Chapter 5

15.6K 900 6.1K
                                    

Kiedy Louis obudził się w piątkowy ranek, nie był pewny czy wydarzenia z nocy były prawdą, czy też nie. Jedyne czego był pewien to, to że jego dół od piżamy był jakby mokry, przez co czuł się dość niekomfortowo.

Westchnął gdy, zdjął je w łazience i zobaczył, że są ubrudzone spermą. Poczuł, jakby za chwile, miał się rozpłakać ze złości i frustracji.

A fakt, że śnił o Harrym, całującym go, nie miał chyba nic do rzeczy prawda? Nadal roztargniony, zaczął się ubierać.

'To nie czas na gejowska panikę'

'Chwila kto powiedział coś o byciu gejem?'

'O mój Boże, pójdę do piekła'

'A to wszystko przez Harrego'

Louis, złożył sobie obietnice, że przestanie rozmawiać z Harry Stylesem, i zacznie jak tylko odda mu kurtkę. A tak przy okazji, to było trochę dziwne, że ta nadal pachniała tak cudownie.

Schował ją do swojego plecaka, poprawił włosy i poszedł na dół.

Był tak pochłonięty swoimi myślami, że nie zdał sobie sprawy, że matka zadała mu już dwa razy pytanie.

- Przepraszam, co?

- Ty i Eleanor, obchodzicie piątą rocznicę, w piątek. Planujesz dla niej coś specjalnego?

- Uh... nie wiem. Macie jakieś pomysły?

- Cóż, w zeszłym roku byliście na weekend w Paryżu, to może teraz do Rzymu? Albo Berlina? - Szczerze Louis, nie miał ochoty nigdzie jechać z Eleanor w tym roku. Chciał po prostu zostać w domu i zaprosić kilku znajomych, tak jak zrobił to na ich trzecią rocznicę.

- A może imprezę? Ze znajomymi ze szkoły.

- Impreza? - Louis, wzruszył ramionami i przytaknął, zastanawiając się czy będzie mógł zaprosić też Nialla i Zayna. Harry natomiast był absolutnie nieproszony, niechciany w jego domu. Bóg tylko wie co był zniszczył, albo ukradł.
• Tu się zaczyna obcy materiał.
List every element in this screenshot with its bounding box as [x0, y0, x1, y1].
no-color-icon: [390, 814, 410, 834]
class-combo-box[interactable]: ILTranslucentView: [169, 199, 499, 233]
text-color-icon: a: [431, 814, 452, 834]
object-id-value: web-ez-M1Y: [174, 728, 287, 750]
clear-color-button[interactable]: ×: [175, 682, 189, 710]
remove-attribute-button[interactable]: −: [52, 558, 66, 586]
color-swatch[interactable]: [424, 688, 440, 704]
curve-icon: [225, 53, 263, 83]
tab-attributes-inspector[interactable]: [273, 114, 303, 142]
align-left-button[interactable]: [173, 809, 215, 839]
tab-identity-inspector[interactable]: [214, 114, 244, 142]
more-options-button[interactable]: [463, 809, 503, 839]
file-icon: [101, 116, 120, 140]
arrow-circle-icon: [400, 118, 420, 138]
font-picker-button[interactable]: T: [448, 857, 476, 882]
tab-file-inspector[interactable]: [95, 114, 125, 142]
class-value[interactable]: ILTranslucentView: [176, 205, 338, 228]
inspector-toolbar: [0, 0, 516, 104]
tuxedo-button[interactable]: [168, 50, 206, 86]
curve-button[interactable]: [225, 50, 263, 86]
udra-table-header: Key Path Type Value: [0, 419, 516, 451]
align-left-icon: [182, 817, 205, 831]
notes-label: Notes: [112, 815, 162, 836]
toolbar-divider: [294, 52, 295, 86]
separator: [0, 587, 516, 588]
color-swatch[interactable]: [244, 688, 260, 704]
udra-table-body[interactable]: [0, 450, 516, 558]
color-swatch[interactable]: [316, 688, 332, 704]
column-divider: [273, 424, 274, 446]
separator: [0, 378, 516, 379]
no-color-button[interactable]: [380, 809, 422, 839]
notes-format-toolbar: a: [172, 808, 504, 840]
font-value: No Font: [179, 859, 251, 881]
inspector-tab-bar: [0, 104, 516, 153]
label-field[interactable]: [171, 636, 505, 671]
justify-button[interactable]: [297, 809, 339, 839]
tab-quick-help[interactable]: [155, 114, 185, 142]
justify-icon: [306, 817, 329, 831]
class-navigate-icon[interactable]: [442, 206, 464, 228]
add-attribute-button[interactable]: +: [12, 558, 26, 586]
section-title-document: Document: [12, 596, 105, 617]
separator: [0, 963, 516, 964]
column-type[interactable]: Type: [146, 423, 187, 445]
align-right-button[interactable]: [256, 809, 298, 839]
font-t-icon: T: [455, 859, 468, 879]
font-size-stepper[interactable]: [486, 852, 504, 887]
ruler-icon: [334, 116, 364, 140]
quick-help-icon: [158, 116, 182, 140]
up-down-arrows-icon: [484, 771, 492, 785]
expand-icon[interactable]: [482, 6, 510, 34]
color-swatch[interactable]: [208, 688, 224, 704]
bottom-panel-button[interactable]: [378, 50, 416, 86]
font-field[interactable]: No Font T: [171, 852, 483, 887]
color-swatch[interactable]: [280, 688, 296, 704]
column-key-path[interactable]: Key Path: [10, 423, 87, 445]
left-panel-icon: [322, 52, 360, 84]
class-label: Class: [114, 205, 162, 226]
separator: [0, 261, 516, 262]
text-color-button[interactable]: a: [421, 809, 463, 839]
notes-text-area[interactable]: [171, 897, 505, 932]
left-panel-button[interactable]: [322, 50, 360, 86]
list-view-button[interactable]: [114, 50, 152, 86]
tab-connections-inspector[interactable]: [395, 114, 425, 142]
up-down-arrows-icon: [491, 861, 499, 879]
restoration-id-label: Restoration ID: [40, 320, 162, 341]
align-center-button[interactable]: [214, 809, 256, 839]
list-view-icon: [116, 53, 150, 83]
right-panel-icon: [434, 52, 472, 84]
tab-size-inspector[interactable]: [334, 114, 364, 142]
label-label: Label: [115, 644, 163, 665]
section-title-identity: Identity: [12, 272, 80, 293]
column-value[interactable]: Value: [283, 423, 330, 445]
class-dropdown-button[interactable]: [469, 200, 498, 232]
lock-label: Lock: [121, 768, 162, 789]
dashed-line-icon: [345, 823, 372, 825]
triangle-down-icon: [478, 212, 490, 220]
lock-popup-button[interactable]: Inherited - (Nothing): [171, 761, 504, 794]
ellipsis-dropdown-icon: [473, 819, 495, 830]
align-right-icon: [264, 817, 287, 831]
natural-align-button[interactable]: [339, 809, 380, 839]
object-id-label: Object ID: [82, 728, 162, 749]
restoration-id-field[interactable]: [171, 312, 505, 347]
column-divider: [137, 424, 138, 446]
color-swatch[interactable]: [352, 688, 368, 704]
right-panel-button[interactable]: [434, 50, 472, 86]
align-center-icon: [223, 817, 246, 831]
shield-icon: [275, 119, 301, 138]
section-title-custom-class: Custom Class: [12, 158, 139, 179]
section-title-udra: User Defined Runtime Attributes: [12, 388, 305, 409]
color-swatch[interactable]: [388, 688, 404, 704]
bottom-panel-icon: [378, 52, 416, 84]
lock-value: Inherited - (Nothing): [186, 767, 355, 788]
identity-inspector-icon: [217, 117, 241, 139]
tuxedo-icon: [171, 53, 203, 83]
- Mam dla ciebie niespodziankę synu - powiedział jego ojciec, kiedy już prawie skończył śniadanie

- Tak? Jaką?

- Rozmawiałem z twoim dyrektorem, o twoich ocenach, i powiedział mi, że są bardzo dobre, dlatego też postanowiłem dać ci twój prezent urodzinowy wcześniej - Louis wybałuszył oczy

- Co, co masz na myśli

- Jutro po południu, możesz zabrać swoje Lamorghini z salonu. Twoja matka i ja będziemy na recitalu i pomyśleliśmy, że możesz nas tam zabrać jako na próbną jazdę. Poza tym rozmawiałem z twoim nauczycielem jazdy, i pozwolił ci zdawać egzamin dzisiaj po szkole

- O mój Boże! Dziękuję tatusiu! - powiedział Louis i podbiegł do taty żeby go przytulić

- Nie dziękuj tylko mi, to był pomysł twojej matki - Louis, pocałował ją w policzek, na co ta się uśmiechnęła, mówiąc, że to nic takiego. Nie mógł się doczekać żeby powiedzieć o tym Liamowi (no i wszystkim innym ze szkoły).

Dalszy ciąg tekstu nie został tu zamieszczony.